A global, phase 2 trial (ALTA) of brigatinib in crizotinib-resistant ALK+ NSCLC patients is ongoing and results from this trial are eagerly awaited to get a complete picture of brigatinib’s CNS activity as well as systemic efficacy.
Lorlatinib, which mostly goes as ‘3922’, is a highly potent, selective, brain-penetrant ALK inhibitor that is active against not just ALK rearrangements but also the resistance mutations that arise in the ALK gene driving resistance to current clinical ALK inhibitors such as crizotinib. One of these mutations is G1202R and Lorlatinib is currently the only ALK-targeted inhibitor that is active against this resistance mutation in the ALK gene. Based on preclinical studies, Lorlatinib is believed to be the one ALK inhibitor that covers the broadest spectrum of ALK resistance mutations.
Early data from the ongoing phase 1 study evaluating Lorlatinib in NSCLC patients shows that this experimental agent is active against both crizotinib-naïve as well as crizotinib-resistant non-small cell lung cancers.
In this Ph 1 study, Lorlatinib has demonstrated robust clinical activity in ALK+ NSCLC patients who have been previously treated with other ALK-directed inhibitors.
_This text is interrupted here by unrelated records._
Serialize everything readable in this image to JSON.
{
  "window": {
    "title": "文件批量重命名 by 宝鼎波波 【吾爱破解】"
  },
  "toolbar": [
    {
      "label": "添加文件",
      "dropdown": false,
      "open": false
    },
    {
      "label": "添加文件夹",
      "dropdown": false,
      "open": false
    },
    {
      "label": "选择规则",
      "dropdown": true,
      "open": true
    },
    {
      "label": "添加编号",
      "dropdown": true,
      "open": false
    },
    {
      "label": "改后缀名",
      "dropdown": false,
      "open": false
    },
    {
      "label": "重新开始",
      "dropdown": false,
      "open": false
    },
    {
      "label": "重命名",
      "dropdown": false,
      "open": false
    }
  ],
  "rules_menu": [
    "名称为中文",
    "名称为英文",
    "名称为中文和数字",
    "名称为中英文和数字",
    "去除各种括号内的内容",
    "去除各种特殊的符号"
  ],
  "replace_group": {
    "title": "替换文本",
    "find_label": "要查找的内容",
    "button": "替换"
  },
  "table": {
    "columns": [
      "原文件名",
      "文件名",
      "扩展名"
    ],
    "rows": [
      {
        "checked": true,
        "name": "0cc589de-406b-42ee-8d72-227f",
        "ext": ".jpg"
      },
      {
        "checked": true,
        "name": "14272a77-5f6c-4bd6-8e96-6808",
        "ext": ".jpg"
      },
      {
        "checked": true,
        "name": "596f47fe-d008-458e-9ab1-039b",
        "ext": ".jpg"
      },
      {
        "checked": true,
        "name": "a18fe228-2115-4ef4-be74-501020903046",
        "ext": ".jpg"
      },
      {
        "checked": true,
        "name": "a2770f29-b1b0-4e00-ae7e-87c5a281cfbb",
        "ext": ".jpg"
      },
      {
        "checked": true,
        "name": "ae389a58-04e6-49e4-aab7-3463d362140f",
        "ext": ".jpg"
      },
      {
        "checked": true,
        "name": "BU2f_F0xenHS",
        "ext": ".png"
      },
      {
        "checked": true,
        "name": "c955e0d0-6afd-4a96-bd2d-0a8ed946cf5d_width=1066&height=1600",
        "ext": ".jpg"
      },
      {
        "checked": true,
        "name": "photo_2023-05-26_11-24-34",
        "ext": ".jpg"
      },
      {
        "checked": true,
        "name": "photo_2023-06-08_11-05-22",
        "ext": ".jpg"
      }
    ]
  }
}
In this heavily pretreated population of ALK+ NSCLC patients, Lorlatinib demonstrated high activity against brain metastases.
Other agents under development: There are several other ALK-targeted inhibitors currently in early stages of development, such as X-396, TSR-011, CEP-37440 and RXDX-101 (entrectinib).
In summary, there’s a currently a lot of activity in the drug development arena for ALK targeted agents. For ALK+ NSCLC patients that relapse on crizotinib, there are several CNS- and extra-CNS active next-generation ALK inhibitors currently under development. Each of these agents have variable side effect profiles, and may have varying levels of activity against brain metastases in ALK+ patients. There is currently no data available on a head-to-head comparison of these agents to identify which ones patients must go on after they stop responding to crizotinib. It will also be very interesting to see how these agents perform in the front-line setting; studies to this effect are currently underway for ceritinib and alectinib, while those for brigatinib are planned.